4. DNA nach Anspruch 3, die ein Polypeptid codiert, welches nur einen Teil dieses IL-1-Precursors enthält, wobei das Polypeptid Il-1-Aktivität aufweist.

5. DNA nach Anspruch 4, wobei dem Polypeptid ein N-termina- 1er Bereich des Il-1-Precursors fehlt.

6. DNA nach Anspruch 5, wobei dem Polypeptid ein N-terminaler Teil des IL-1-Precursors fehlt, der 122 oder 127 Aminosäuren lang ist.

7. DNA nach Anspruch 4 oder Anspruch 5, wobei dem Polypeptid bis zu 5 Aminosäuren vom C-Terminus des IL-1-Precursors fehlen.

8. DNA nach Anspruch 7, wobei dem Polypeptid vier oder 5 Aminosäuren vom C-Terminus des IL-1-Precursors fehlen.

9. DNA nach Anspruch 4, wobei dem Polypeptid 126 oder 127 N-terminale und gegebenenfalls vier C-terminale Aminosäuren des IL-1-Precursors fehlen.

10. DNA nach Anspruch 4, wobei dem Polypeptid 112 N-terminale und vier C-terminale Aminosäuren des IL-1-Precursors fehlen.

11. DNA nach Anspruch 4, wobei dem Polypeptid höchstens die ersten 127 N-terminalen Aminosäuren und höchstens vier C-terminale Aminosäuren des IL-1-Precursors fehlen.

12. DNA nach Anspruch 5, wobei dem Polypeptid mindestens die ersten 62 N-terminalen Aminosäuren des IL-1-Precursors fehlen.

13. DNA nach Anspruch 5, wobei dem Polypeptid die ersten 112 N-terminalen Aminosäuren des IL-1-Precursors fehlen und es Serin als Rest Nr. 114 der Precursor-Sequenz aufweist.

14. DNA nach einem der Ansprüche 4 bis 13, wobei die codierende Sequenz ein Translationsstartcodon an ihrem 5'- Ende aufweist.

15. Expressionsvektor, enthaltend DNA nach einem der vorangehenden Ansprüche, die für ihre Expression in einem geeigneten Wirtsorganismus angeordnet ist.

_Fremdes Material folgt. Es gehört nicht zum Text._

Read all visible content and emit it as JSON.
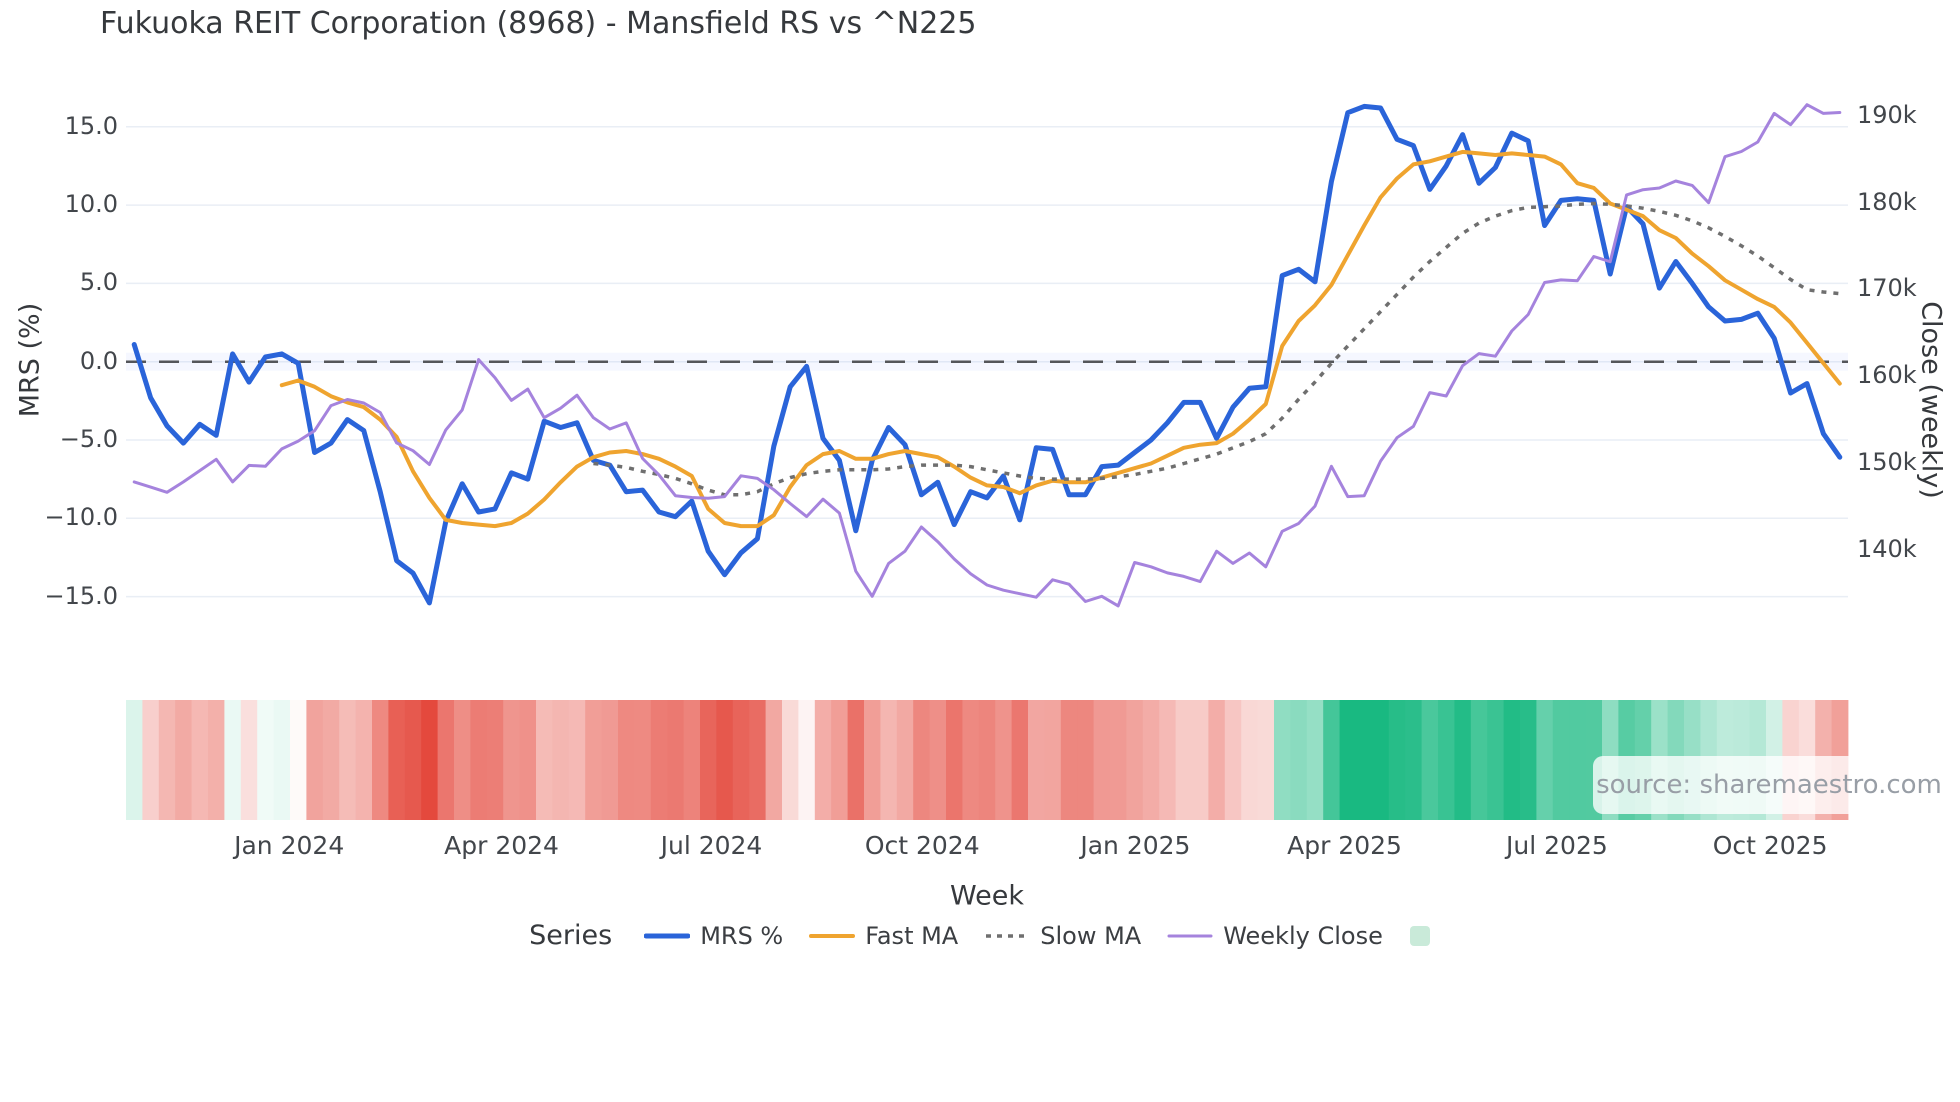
{
  "title": "Fukuoka REIT Corporation (8968) - Mansfield RS vs ^N225",
  "axes": {
    "left_title": "MRS (%)",
    "right_title": "Close (weekly)",
    "x_title": "Week",
    "left_ticks": [
      {
        "label": "15.0",
        "value": 15
      },
      {
        "label": "10.0",
        "value": 10
      },
      {
        "label": "5.0",
        "value": 5
      },
      {
        "label": "0.0",
        "value": 0
      },
      {
        "label": "−5.0",
        "value": -5
      },
      {
        "label": "−10.0",
        "value": -10
      },
      {
        "label": "−15.0",
        "value": -15
      }
    ],
    "right_ticks": [
      {
        "label": "190k",
        "value": 190
      },
      {
        "label": "180k",
        "value": 180
      },
      {
        "label": "170k",
        "value": 170
      },
      {
        "label": "160k",
        "value": 160
      },
      {
        "label": "150k",
        "value": 150
      },
      {
        "label": "140k",
        "value": 140
      }
    ]
  },
  "legend": {
    "title": "Series",
    "items": [
      {
        "label": "MRS %",
        "swatch": "line",
        "color": "#2a64d9",
        "width": 5
      },
      {
        "label": "Fast MA",
        "swatch": "line",
        "color": "#efa42f",
        "width": 4
      },
      {
        "label": "Slow MA",
        "swatch": "dotted-line",
        "color": "#6f6f6f",
        "width": 3.5
      },
      {
        "label": "Weekly Close",
        "swatch": "line",
        "color": "#a583dd",
        "width": 3
      },
      {
        "label": "",
        "swatch": "square",
        "color": "#c9ead9",
        "width": 0
      }
    ]
  },
  "watermark": "source: sharemaestro.com",
  "chart_data": {
    "type": "line",
    "x_unit": "week",
    "weeks": 105,
    "x_ticks": [
      {
        "label": "Jan 2024",
        "week": 9.45
      },
      {
        "label": "Apr 2024",
        "week": 22.4
      },
      {
        "label": "Jul 2024",
        "week": 35.2
      },
      {
        "label": "Oct 2024",
        "week": 48.05
      },
      {
        "label": "Jan 2025",
        "week": 61.05
      },
      {
        "label": "Apr 2025",
        "week": 73.8
      },
      {
        "label": "Jul 2025",
        "week": 86.75
      },
      {
        "label": "Oct 2025",
        "week": 99.75
      }
    ],
    "ylim_left": [
      -17,
      17.5
    ],
    "ylim_right_k": [
      133,
      193
    ],
    "grid": true,
    "legend_position": "bottom",
    "zero_line": {
      "value": 0,
      "style": "dashed",
      "color": "#54565a"
    },
    "series": [
      {
        "name": "MRS %",
        "axis": "left",
        "color": "#2a64d9",
        "style": "solid",
        "stroke_width": 5,
        "values": [
          1.1,
          -2.3,
          -4.1,
          -5.2,
          -4.0,
          -4.7,
          0.5,
          -1.3,
          0.3,
          0.5,
          -0.1,
          -5.8,
          -5.2,
          -3.7,
          -4.4,
          -8.3,
          -12.7,
          -13.5,
          -15.4,
          -10.2,
          -7.8,
          -9.6,
          -9.4,
          -7.1,
          -7.5,
          -3.8,
          -4.2,
          -3.9,
          -6.3,
          -6.6,
          -8.3,
          -8.2,
          -9.6,
          -9.9,
          -8.9,
          -12.1,
          -13.6,
          -12.2,
          -11.3,
          -5.4,
          -1.6,
          -0.3,
          -4.9,
          -6.3,
          -10.8,
          -6.3,
          -4.2,
          -5.3,
          -8.5,
          -7.7,
          -10.4,
          -8.3,
          -8.7,
          -7.3,
          -10.1,
          -5.5,
          -5.6,
          -8.5,
          -8.5,
          -6.7,
          -6.6,
          -5.8,
          -5.0,
          -3.9,
          -2.6,
          -2.6,
          -4.9,
          -2.9,
          -1.7,
          -1.6,
          5.5,
          5.9,
          5.1,
          11.5,
          15.9,
          16.3,
          16.2,
          14.2,
          13.8,
          11.0,
          12.5,
          14.5,
          11.4,
          12.4,
          14.6,
          14.1,
          8.7,
          10.3,
          10.4,
          10.3,
          5.6,
          9.9,
          8.8,
          4.7,
          6.4,
          5.0,
          3.5,
          2.6,
          2.7,
          3.1,
          1.5,
          -2.0,
          -1.4,
          -4.6,
          -6.1
        ]
      },
      {
        "name": "Fast MA",
        "axis": "left",
        "color": "#efa42f",
        "style": "solid",
        "stroke_width": 4,
        "values": [
          null,
          null,
          null,
          null,
          null,
          null,
          null,
          null,
          null,
          -1.5,
          -1.2,
          -1.6,
          -2.2,
          -2.6,
          -2.9,
          -3.7,
          -4.8,
          -7.0,
          -8.7,
          -10.1,
          -10.3,
          -10.4,
          -10.5,
          -10.3,
          -9.7,
          -8.8,
          -7.7,
          -6.7,
          -6.1,
          -5.8,
          -5.7,
          -5.9,
          -6.2,
          -6.7,
          -7.3,
          -9.4,
          -10.3,
          -10.5,
          -10.5,
          -9.8,
          -8.0,
          -6.6,
          -5.9,
          -5.7,
          -6.2,
          -6.2,
          -5.9,
          -5.7,
          -5.9,
          -6.1,
          -6.7,
          -7.4,
          -7.9,
          -8.0,
          -8.4,
          -7.9,
          -7.6,
          -7.7,
          -7.7,
          -7.4,
          -7.1,
          -6.8,
          -6.5,
          -6.0,
          -5.5,
          -5.3,
          -5.2,
          -4.6,
          -3.7,
          -2.7,
          1.0,
          2.6,
          3.6,
          4.9,
          6.8,
          8.7,
          10.5,
          11.7,
          12.6,
          12.8,
          13.1,
          13.4,
          13.3,
          13.2,
          13.3,
          13.2,
          13.1,
          12.6,
          11.4,
          11.1,
          10.1,
          9.7,
          9.3,
          8.4,
          7.9,
          6.9,
          6.1,
          5.2,
          4.6,
          4.0,
          3.5,
          2.5,
          1.2,
          -0.1,
          -1.4
        ]
      },
      {
        "name": "Slow MA",
        "axis": "left",
        "color": "#6f6f6f",
        "style": "dotted",
        "stroke_width": 3.5,
        "values": [
          null,
          null,
          null,
          null,
          null,
          null,
          null,
          null,
          null,
          null,
          null,
          null,
          null,
          null,
          null,
          null,
          null,
          null,
          null,
          null,
          null,
          null,
          null,
          null,
          null,
          null,
          null,
          null,
          -6.5,
          -6.6,
          -6.75,
          -7.0,
          -7.2,
          -7.45,
          -7.8,
          -8.2,
          -8.5,
          -8.5,
          -8.3,
          -7.8,
          -7.4,
          -7.15,
          -7.0,
          -6.9,
          -6.9,
          -6.9,
          -6.85,
          -6.7,
          -6.6,
          -6.6,
          -6.6,
          -6.7,
          -6.9,
          -7.1,
          -7.3,
          -7.45,
          -7.5,
          -7.5,
          -7.5,
          -7.45,
          -7.35,
          -7.2,
          -7.0,
          -6.8,
          -6.5,
          -6.2,
          -5.9,
          -5.5,
          -5.1,
          -4.6,
          -3.6,
          -2.4,
          -1.3,
          -0.1,
          1.0,
          2.1,
          3.2,
          4.3,
          5.4,
          6.4,
          7.3,
          8.2,
          8.85,
          9.3,
          9.65,
          9.85,
          9.9,
          9.95,
          10.05,
          10.1,
          10.05,
          9.95,
          9.8,
          9.6,
          9.35,
          9.0,
          8.55,
          8.0,
          7.4,
          6.75,
          6.0,
          5.25,
          4.6,
          4.45,
          4.35
        ]
      },
      {
        "name": "Weekly Close",
        "axis": "right",
        "color": "#a583dd",
        "style": "solid",
        "stroke_width": 3,
        "values": [
          147.8,
          147.2,
          146.6,
          147.8,
          149.1,
          150.4,
          147.8,
          149.7,
          149.6,
          151.6,
          152.5,
          153.7,
          156.6,
          157.3,
          156.9,
          155.8,
          152.3,
          151.4,
          149.8,
          153.8,
          156.1,
          161.9,
          159.8,
          157.2,
          158.5,
          155.2,
          156.3,
          157.8,
          155.2,
          153.9,
          154.6,
          150.5,
          148.6,
          146.2,
          146.0,
          145.9,
          146.1,
          148.5,
          148.2,
          146.9,
          145.3,
          143.8,
          145.8,
          144.2,
          137.5,
          134.6,
          138.4,
          139.8,
          142.6,
          140.9,
          138.9,
          137.2,
          135.9,
          135.3,
          134.9,
          134.5,
          136.5,
          136.0,
          134.0,
          134.6,
          133.5,
          138.5,
          138.0,
          137.3,
          136.9,
          136.3,
          139.8,
          138.4,
          139.6,
          138.0,
          142.1,
          143.0,
          145.0,
          149.6,
          146.1,
          146.2,
          150.2,
          152.9,
          154.2,
          158.1,
          157.7,
          161.2,
          162.6,
          162.3,
          165.2,
          167.1,
          170.8,
          171.1,
          171.0,
          173.8,
          173.2,
          180.9,
          181.5,
          181.7,
          182.5,
          182.0,
          180.0,
          185.3,
          185.9,
          187.0,
          190.3,
          189.0,
          191.3,
          190.3,
          190.4
        ]
      }
    ],
    "heatmap": {
      "source_series": "MRS %",
      "positive_color": "#19b981",
      "negative_color": "#e4483c",
      "neutral_color": "#ffffff"
    }
  }
}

16. Rekombinanter Wirtsorganismus, der mit DNA nach einem der Ansprüche 1 bis 14 transformiert ist, so daß er zur Expression dieser DNA unter Produktion eines Polypeptids mit IL-1-Aktivität fähig ist.

17. Verfahren, umfassend die Züchtung eines rekombinanten Wirtsorganismus nach Anspruch 16 und Gewinnung des Polypeptids daraus.

18. Verfahren nach Anspruch 17, wobei der N-Terminus des Polypeptids bei Position Nr. 113 des Il-1-Precursors liegt und der Rest in Position 114 Serin ist.

19. Verfahren nach Anspruch 18, wobei das Polypeptid sich von Position Nr. 113 bis Position Nr. 271 des IL-1-Precursors erstreckt.

20. Verfahren, das nach der Produktion eines Polypeptids durch das Verfahren nach einem der Ansprüche 17, 18 und 19 die Verwendung des Polypeptids in der Herstellung eines Medikaments umfaßt.

21. Verfahren nach Anspruch 20, wobei ein Medikament für eine Antitumor- oder Antiinfektionsbehandlung hergestellt wird.

22. Polypeptid mit IL-1-Aktivität, erhältlich durch ein Verfahren nach einem der Ansprüche 17 bis 19.

23. Polypeptid mit IL-1-Aktivität und mit der Aminosäuresequenz 113 bis 271 gemäß der Beschreibung in Tabelle 5.

24. Arzneimittel, umfassend ein Polypeptid nach Anspruch 22 oder 23.